Wednesday, September 7, 2011


As I prepare to leave for Spain on the 11th, I find myself slipping into what my wife calls, "Convention Mode."

It's a mix of excitement, trepidation, stress, and most of all, having a very thin skin.

See, I have a tendency to Cram before a show. I worry about the time spent away from Home, and from work. The time I will spend missing Stacie and the Kids, and the time I lose at the Drawing Table. I try to make sure that Stacie can come with me as much as she would like when I travel, but it's harder now that her Parents moved away at Retirement. So she comes when we can arrange childcare for the Brood. Funelly enough, I don't see her much during the day, because she is VERY busy turning the temperature in the Hotel room down to -20 celsius and crawling into the bed with a good book. Quiet. That's what she craves when she get's away. But we hang at night, at Dinners, and the bars with friends we only see a few times a year. So when she doesn't come with, I miss her so. BUT, It allows me to put my Game Face on and work. Because, make no mistake. Conventions are work. Maybe not for everyone( including me when I was a younger man) but it should be. You are there( In MY mind) to do several things.

1. Show up!
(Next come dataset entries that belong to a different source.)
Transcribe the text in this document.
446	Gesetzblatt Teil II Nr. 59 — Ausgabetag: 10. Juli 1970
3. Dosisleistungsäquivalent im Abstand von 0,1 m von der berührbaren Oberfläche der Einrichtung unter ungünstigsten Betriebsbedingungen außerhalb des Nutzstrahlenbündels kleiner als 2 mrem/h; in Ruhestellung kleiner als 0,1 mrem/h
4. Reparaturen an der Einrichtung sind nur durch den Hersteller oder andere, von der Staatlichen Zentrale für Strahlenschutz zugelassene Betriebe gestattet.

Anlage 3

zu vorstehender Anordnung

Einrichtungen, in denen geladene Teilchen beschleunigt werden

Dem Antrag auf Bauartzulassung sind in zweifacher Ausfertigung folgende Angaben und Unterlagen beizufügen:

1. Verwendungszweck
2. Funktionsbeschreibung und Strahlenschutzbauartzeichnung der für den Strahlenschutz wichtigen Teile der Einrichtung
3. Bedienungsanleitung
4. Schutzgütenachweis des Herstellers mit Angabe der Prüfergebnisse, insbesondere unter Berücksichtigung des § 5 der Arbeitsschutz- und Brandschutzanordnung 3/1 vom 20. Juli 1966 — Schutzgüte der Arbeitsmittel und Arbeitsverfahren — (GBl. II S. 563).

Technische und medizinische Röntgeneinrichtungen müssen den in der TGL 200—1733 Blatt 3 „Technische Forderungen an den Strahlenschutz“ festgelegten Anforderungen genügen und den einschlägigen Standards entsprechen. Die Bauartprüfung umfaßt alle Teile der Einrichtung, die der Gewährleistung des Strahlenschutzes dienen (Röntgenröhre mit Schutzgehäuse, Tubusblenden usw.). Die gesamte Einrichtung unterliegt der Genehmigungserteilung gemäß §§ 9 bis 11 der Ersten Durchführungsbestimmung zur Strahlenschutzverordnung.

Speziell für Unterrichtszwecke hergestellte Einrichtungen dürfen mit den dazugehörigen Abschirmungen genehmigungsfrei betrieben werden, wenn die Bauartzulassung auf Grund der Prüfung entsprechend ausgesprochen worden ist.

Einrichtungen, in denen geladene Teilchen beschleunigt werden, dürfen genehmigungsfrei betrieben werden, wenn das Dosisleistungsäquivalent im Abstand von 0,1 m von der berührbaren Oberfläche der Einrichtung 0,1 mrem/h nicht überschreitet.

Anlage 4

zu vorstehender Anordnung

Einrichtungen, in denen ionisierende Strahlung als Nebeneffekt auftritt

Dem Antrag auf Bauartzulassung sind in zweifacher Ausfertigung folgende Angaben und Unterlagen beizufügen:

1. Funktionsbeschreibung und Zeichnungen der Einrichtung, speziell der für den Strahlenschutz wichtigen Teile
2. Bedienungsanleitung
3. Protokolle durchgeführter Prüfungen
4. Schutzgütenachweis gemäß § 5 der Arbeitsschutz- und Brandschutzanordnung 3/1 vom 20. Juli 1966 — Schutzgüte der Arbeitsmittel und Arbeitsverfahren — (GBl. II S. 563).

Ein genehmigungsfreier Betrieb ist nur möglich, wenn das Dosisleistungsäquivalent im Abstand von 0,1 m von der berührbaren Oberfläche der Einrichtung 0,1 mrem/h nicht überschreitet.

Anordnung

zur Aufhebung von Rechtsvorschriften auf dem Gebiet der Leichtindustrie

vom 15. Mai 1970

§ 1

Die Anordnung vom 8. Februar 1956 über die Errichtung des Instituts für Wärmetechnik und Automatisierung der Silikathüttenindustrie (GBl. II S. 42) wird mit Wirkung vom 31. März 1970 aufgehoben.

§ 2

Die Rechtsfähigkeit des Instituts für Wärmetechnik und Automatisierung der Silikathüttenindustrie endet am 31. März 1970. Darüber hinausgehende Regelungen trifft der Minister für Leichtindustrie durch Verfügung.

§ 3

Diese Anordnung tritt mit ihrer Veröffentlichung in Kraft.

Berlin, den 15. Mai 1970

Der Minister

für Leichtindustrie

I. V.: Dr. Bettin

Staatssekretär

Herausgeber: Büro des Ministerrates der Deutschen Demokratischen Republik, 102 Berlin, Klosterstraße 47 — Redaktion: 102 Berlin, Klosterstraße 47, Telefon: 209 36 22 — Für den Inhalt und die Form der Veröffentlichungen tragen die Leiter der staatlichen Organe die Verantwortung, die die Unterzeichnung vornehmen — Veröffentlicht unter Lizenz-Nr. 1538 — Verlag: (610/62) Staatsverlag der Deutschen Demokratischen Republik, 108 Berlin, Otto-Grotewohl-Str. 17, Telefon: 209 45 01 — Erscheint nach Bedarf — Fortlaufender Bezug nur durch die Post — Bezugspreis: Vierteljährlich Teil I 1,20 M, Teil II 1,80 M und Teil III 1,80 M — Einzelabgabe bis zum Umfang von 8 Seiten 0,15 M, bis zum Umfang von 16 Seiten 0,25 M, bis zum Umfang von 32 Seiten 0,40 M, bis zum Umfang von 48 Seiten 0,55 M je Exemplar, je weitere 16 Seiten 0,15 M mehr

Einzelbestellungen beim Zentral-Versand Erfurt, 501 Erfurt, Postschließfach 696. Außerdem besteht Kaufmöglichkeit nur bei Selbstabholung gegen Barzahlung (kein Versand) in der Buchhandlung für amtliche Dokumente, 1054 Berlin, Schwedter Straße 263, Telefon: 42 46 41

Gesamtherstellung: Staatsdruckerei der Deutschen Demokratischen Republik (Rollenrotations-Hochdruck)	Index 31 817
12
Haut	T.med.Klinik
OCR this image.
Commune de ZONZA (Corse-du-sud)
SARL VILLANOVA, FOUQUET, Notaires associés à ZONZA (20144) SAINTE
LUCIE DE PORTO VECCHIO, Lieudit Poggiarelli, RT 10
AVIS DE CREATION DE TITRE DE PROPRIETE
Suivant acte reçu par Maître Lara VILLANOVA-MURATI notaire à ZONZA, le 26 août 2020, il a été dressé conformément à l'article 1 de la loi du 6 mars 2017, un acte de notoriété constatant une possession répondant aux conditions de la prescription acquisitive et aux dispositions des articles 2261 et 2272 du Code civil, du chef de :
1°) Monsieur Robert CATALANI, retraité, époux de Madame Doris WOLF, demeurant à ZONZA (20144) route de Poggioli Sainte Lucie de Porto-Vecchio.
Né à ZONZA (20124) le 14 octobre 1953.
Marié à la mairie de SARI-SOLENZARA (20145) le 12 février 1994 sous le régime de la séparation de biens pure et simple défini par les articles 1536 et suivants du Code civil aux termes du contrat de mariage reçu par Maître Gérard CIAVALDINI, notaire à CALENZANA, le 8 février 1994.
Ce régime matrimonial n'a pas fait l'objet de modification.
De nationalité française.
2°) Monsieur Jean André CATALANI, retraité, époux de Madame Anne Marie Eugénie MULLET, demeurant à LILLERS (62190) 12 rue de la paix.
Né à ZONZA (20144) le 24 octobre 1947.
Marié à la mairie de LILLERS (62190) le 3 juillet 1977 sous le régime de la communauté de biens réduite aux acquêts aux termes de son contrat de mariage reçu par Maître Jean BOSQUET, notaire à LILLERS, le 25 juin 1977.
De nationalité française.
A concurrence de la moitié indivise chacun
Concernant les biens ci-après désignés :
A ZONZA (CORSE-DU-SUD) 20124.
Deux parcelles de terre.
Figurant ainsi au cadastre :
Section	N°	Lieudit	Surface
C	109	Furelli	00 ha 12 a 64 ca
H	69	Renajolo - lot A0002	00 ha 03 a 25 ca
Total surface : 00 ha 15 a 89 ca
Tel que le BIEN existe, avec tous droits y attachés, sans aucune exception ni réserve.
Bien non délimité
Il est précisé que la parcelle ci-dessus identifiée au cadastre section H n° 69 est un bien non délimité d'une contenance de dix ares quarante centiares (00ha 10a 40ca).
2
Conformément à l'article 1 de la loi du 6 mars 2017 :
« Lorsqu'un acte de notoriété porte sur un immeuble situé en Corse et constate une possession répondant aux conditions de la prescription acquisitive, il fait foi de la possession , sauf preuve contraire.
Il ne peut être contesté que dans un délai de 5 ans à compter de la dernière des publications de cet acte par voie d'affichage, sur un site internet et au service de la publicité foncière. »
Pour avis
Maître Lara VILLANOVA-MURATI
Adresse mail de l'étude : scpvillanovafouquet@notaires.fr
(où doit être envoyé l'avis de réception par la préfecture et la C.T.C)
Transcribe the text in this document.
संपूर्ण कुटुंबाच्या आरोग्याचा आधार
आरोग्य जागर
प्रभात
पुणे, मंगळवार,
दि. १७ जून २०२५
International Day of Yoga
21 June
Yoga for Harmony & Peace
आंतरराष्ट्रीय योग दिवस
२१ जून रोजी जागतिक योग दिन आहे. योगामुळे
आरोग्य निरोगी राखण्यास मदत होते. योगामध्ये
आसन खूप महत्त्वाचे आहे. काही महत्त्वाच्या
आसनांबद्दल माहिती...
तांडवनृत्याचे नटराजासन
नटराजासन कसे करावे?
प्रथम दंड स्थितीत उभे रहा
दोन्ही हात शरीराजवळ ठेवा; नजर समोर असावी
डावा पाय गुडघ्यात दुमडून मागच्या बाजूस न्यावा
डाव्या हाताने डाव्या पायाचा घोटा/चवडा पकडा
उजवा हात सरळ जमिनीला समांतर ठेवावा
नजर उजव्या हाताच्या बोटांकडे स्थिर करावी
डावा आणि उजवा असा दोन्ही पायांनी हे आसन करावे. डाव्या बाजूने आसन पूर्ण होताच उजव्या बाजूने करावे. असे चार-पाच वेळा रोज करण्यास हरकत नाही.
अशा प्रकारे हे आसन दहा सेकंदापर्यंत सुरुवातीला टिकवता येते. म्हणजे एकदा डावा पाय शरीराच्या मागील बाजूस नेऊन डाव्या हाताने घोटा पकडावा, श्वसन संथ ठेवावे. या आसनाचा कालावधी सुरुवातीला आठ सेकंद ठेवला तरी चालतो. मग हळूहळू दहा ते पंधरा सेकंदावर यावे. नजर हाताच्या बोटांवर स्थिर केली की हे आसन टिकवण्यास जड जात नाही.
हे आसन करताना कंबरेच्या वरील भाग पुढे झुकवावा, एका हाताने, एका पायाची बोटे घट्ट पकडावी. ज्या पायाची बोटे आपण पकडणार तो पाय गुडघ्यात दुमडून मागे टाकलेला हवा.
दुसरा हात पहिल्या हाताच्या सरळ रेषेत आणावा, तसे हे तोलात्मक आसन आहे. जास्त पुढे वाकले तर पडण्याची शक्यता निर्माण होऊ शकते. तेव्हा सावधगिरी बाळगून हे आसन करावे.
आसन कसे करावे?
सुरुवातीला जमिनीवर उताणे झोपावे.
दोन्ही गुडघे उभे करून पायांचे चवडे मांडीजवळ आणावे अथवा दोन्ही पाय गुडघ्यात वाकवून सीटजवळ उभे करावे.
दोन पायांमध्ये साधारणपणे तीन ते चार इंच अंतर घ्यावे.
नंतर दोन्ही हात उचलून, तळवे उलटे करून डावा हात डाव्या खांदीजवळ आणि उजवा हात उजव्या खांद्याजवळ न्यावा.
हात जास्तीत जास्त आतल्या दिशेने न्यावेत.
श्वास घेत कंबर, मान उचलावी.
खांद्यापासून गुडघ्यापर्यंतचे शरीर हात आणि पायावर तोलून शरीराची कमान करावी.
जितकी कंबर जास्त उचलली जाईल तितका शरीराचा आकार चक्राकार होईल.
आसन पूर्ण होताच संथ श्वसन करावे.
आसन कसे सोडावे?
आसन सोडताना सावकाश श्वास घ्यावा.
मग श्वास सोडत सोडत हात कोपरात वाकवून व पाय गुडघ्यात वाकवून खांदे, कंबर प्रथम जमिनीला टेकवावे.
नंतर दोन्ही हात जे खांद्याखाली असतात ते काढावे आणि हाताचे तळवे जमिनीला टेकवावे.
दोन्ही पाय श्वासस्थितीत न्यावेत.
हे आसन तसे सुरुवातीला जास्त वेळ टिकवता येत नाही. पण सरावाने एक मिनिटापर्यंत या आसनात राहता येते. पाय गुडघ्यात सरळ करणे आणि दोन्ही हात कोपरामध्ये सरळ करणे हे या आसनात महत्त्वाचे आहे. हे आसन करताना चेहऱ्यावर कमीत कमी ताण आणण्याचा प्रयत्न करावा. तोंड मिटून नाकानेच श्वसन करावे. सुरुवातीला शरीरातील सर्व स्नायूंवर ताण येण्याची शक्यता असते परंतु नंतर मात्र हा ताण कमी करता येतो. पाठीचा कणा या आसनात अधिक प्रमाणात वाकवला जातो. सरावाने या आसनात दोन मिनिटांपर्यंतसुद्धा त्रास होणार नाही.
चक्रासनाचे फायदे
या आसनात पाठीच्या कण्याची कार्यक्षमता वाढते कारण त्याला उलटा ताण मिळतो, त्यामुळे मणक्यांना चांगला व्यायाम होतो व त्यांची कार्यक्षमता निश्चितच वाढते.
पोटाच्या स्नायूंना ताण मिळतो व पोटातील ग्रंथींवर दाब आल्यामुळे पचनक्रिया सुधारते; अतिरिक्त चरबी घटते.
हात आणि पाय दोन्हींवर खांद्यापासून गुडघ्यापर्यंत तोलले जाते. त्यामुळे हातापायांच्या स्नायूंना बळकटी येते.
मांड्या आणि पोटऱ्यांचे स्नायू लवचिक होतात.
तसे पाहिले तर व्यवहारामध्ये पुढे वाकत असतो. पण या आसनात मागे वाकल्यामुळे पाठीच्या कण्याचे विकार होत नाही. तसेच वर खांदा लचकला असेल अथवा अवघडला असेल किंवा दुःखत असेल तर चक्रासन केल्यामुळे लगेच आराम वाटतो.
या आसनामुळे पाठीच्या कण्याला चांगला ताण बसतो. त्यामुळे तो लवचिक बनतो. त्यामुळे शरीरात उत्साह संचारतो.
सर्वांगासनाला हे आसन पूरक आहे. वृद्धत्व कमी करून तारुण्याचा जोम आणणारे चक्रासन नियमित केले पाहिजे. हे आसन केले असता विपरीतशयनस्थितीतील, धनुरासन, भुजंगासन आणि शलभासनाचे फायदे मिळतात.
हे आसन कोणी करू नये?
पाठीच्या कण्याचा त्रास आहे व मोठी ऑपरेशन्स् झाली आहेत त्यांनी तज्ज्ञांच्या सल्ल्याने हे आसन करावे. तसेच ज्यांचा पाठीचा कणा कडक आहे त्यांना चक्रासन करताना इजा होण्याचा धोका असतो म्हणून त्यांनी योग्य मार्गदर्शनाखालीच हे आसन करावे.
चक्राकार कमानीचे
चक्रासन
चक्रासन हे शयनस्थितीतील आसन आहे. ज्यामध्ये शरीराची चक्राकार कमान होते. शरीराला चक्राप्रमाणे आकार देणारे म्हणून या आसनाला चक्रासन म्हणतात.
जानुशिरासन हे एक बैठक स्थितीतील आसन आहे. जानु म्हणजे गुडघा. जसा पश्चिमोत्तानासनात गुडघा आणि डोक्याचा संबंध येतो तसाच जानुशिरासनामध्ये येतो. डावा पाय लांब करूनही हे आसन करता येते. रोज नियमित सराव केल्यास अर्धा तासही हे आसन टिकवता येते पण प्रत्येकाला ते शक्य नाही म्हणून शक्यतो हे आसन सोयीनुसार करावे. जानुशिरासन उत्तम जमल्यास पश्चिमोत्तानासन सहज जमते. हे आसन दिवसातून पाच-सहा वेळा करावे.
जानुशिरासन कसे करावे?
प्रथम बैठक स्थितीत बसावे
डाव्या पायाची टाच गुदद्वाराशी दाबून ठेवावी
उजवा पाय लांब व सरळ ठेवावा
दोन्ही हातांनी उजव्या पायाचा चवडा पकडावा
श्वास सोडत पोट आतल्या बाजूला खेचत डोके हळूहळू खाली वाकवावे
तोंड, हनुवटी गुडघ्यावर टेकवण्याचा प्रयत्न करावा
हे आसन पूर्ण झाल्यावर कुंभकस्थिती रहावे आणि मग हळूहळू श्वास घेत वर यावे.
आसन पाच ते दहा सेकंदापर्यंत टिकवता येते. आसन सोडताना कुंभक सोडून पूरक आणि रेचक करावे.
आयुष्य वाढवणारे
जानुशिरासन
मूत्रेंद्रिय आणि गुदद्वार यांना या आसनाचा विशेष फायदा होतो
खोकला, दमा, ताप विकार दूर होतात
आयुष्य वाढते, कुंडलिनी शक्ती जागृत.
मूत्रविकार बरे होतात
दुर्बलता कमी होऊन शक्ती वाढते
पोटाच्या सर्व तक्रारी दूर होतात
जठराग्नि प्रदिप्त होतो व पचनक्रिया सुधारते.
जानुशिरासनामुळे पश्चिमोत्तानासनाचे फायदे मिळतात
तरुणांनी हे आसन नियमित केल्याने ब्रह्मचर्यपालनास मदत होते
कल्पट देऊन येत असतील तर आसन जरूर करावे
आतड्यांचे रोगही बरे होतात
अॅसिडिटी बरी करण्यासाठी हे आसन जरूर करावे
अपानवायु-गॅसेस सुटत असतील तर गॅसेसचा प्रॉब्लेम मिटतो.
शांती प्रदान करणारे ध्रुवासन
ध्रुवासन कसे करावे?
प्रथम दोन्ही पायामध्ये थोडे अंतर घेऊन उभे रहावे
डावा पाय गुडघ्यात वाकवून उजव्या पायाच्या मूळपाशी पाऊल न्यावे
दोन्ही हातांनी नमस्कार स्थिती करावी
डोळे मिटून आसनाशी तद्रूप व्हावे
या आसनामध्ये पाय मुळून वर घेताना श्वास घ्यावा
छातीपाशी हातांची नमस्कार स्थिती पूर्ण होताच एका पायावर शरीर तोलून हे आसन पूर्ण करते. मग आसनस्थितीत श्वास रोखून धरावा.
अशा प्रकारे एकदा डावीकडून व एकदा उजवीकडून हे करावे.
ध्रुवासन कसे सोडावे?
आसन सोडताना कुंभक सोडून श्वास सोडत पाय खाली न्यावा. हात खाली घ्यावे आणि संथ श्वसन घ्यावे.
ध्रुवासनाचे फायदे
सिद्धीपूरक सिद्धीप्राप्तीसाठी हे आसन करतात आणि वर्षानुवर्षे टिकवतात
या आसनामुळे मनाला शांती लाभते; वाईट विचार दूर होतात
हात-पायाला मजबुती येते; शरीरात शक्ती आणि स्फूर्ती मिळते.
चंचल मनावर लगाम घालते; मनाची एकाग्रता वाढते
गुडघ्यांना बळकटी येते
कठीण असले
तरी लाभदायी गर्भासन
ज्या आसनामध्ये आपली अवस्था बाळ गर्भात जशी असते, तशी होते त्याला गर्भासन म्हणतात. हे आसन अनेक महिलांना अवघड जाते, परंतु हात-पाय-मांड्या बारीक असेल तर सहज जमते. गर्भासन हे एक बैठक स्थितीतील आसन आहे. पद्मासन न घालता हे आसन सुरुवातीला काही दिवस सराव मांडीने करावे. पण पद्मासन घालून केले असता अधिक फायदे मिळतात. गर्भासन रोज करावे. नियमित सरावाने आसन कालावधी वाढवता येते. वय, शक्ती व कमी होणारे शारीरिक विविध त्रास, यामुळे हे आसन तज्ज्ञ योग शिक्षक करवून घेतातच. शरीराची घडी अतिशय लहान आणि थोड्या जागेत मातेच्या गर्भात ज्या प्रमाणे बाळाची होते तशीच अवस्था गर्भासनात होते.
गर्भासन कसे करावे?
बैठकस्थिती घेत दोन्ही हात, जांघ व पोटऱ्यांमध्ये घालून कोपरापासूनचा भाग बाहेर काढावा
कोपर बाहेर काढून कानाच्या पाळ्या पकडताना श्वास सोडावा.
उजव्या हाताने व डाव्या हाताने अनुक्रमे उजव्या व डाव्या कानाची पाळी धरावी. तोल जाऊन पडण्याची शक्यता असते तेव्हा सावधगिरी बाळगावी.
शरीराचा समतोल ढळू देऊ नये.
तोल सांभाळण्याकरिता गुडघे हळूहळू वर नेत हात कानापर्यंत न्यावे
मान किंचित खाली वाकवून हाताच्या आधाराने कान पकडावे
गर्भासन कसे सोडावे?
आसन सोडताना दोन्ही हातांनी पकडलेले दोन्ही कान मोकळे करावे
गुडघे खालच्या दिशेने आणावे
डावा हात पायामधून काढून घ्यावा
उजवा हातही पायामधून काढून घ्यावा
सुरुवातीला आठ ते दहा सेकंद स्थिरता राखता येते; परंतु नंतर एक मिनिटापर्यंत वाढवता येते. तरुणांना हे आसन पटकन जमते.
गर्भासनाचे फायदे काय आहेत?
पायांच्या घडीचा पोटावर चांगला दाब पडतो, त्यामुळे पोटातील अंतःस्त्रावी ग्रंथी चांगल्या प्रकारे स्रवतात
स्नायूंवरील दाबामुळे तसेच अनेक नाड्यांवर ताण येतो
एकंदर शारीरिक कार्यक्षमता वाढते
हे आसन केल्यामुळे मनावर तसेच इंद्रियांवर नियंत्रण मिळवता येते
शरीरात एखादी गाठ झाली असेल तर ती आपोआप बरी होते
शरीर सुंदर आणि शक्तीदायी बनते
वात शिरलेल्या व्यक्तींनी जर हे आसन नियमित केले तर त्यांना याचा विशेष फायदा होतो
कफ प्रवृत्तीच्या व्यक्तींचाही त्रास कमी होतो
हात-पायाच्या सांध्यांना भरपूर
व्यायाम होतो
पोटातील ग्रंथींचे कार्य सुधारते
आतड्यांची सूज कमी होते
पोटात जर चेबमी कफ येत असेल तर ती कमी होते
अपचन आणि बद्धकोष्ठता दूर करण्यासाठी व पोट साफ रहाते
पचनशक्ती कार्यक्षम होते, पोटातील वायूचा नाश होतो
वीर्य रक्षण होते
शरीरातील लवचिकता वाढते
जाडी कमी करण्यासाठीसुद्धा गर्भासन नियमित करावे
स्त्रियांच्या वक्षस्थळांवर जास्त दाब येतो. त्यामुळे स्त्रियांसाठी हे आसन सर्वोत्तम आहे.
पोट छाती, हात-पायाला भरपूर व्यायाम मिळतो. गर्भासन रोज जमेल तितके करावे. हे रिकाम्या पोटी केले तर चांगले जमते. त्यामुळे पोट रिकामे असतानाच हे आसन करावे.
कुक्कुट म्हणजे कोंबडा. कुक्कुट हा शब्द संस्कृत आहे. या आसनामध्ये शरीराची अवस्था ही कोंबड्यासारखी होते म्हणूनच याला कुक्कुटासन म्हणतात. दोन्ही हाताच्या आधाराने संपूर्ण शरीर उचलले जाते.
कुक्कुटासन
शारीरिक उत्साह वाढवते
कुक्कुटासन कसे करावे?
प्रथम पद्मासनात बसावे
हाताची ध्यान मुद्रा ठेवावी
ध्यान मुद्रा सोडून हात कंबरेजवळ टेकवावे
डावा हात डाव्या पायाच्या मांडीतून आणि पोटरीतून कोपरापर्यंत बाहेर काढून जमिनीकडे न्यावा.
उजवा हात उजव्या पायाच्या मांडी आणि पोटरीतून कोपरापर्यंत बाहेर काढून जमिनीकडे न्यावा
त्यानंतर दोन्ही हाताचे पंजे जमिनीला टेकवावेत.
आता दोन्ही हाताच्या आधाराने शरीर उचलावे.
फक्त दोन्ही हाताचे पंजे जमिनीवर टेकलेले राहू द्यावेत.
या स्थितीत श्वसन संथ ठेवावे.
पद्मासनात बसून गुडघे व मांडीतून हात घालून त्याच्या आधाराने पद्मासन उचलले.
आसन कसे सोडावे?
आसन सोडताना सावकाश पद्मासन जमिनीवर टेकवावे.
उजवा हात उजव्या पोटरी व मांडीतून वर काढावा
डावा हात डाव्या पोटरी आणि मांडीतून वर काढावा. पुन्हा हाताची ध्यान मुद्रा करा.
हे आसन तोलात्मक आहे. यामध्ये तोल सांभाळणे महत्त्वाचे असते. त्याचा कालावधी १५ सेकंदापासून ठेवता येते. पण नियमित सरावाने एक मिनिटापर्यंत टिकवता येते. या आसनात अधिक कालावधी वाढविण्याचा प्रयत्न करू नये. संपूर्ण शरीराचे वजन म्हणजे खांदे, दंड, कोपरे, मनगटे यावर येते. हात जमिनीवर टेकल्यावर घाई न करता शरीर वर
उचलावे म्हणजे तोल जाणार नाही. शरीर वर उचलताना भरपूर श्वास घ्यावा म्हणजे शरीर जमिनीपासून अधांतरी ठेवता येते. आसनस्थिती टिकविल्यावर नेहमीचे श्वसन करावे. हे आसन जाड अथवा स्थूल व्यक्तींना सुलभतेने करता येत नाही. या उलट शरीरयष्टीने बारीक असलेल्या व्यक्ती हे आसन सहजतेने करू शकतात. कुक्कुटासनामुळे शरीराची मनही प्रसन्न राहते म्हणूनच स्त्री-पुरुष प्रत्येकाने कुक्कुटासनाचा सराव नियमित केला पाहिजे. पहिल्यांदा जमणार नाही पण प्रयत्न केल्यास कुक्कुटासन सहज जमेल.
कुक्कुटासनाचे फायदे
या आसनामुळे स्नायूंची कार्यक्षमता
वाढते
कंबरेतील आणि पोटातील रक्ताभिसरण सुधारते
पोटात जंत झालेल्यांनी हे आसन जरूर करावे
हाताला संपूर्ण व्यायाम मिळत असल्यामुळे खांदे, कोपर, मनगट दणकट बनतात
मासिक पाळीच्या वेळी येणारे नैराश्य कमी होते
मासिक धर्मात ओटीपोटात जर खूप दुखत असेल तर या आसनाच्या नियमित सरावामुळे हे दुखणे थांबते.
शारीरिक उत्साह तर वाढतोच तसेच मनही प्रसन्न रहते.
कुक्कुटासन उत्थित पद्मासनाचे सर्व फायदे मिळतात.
Because in a LOT of cases, Show Promoters have paid for your travel and acommodations, so it's the least you can do is be at your table when the Show opens.

2. Press The Flesh! Again, that is what you are there to do. To meet, hang out and CONNECT with your Fanbase. This is an EVER increasingly important part of your Job as a Comic Book Creator.

3. NOT BE A DICK! Yes , I said it. Because I have witnessed this first hand many times. If you don't enjoy attending conventions and meeting the people who pay your Rent, then stay the Fuck Home!( barring the occasional  fuck-up or bad mood because yer Human).

4. Make as many Fans experience with you, no matter how great or small, MEMORABLE.  Most of these folks are spending a great deal of money to buy Plane Tickets, Hotel Rooms, Food, incidentals, and maybe even buying your Art, Prints and T-Shirts, so give them the time of Day. Treat them with the respect they deserve. Or stay Home.

5. Make yourself available to the Show Promoters( as much as is possible, because this is our Job and most guysNEED to be at their Table to make the $$ they would have if they were in the Studio). Do some Panels, interviews or just hang out , have a drink and thank them for bringing you out to the show.

6. Be nice to the kids. You know why, I don't think I have to explain this one.

I was supposed to do a panel at a show recently, and I don't recall what show it was. They all start to bleed into one after a while. Anyway, I was on the way to the Panel, and I was chatting with my Studio Mate about what to expect. Most times unless you are Jim Lee, there isn't a HUGE turn out. BUT, the people that ARE there, want to be. They are interested. So we hatched a plan: If there were just a small handful of Fans in attendance, we would invite them to leave the Conference room and have a Spot of Lunch, or a Drink at a Roundtable Discussion. So that's what we did. And guess what? It was the BEST panel I ever did. No pressure, just talking. Fans and Creators talking about what they love: Comics. And isn't that what it's all about?



  1. Great post and right on point, buddy! Linda is familiar with "convention mode" all too well. LOL Hope we get to see each other again soon. I had a blast in Albuquerque! Safe trip, my friend!

  2. Thanks, Joe. Needed to be said. Spread it around, won't you? See you soon Pal.

  3. I was really looking forward to meeting you at C2E2 two years ago because I have been a fan for so long and never before had the opportunity. After signing (almost) the entire run of EX and telling lots of great stories and answering my pestering questions I left that interaction all the more willing to support you by buying anything you draw. I was a fan of the art, now I'm a fan of the man. I've also stopped purchasing certain artists books because of fan interaction. And not just from one instance, over the course of years I had noticed one guy in particular that just didn't treat fans well in the slightest. He no longer gets my four bucks an issue. It won't bankrupt him, but I'm satisfied knowing I'm not supporting such a tool. Thanks for not being like that guy Tony! You too Joe, you're always super cool whenever we've met!